348

I have a project hosted in Git stash (now rebranded as Bitbucket Server). It is built using Jenkins. Now I made a typo while installing my Git locally. Like @ab.example instead of @abc.example

After every build, Jenkins sends email notifications and it picks up my incorrect email address from Git commit and tries to send it.

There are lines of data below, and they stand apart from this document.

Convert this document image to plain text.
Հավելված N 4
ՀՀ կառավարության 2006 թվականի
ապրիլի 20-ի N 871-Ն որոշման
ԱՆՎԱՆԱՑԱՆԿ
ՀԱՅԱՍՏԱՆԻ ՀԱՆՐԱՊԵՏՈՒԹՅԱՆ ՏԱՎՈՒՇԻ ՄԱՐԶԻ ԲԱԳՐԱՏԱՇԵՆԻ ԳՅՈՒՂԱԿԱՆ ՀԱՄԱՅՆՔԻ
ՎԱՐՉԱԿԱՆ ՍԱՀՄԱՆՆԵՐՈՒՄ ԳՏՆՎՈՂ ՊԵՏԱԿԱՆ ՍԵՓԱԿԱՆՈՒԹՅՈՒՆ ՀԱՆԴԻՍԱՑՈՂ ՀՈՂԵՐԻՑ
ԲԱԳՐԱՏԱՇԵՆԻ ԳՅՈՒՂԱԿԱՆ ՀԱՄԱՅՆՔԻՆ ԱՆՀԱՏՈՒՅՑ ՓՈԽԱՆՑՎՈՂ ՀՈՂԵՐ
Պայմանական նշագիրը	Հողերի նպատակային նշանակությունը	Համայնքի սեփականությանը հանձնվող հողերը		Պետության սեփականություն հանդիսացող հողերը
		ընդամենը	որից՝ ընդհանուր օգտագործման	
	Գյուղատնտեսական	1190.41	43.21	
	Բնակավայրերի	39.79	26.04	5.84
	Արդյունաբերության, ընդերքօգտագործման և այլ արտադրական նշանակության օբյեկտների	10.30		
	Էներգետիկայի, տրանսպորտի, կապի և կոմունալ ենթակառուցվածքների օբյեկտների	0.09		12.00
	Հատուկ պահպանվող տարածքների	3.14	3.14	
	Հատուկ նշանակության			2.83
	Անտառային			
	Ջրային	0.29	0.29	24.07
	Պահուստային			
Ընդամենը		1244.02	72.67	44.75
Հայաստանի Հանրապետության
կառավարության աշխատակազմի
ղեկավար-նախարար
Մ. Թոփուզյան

Even after I have changed the email address in my local Git, I still see Jenkins sending the emails to the old incorrect address.

How can I fix this?

Stephen Ostermiller
  • 23,933
  • 14
  • 88
  • 109
mani_nz
  • 4,522
  • 3
  • 28
  • 37
  • Try `Editable Email Notification` in `Post-build Actions`. You can define the recipient list by literal strings or variables of email addresses. As to the incorrect email in the early commits, you could use `git filter-branch --env-filter` to modify. But this rewrites the commit history. It's not recommended. – ElpieKay Jun 14 '16 at 07:38
  • I know about the post build step. That is how I'm overriding the issue now. – mani_nz Jun 14 '16 at 08:46

6 Answers6

581

Locally set email-address (separately for each repository)

  1. Open Git Bash.

  2. Change the current working directory to the local repository in which you want to set your Git config email.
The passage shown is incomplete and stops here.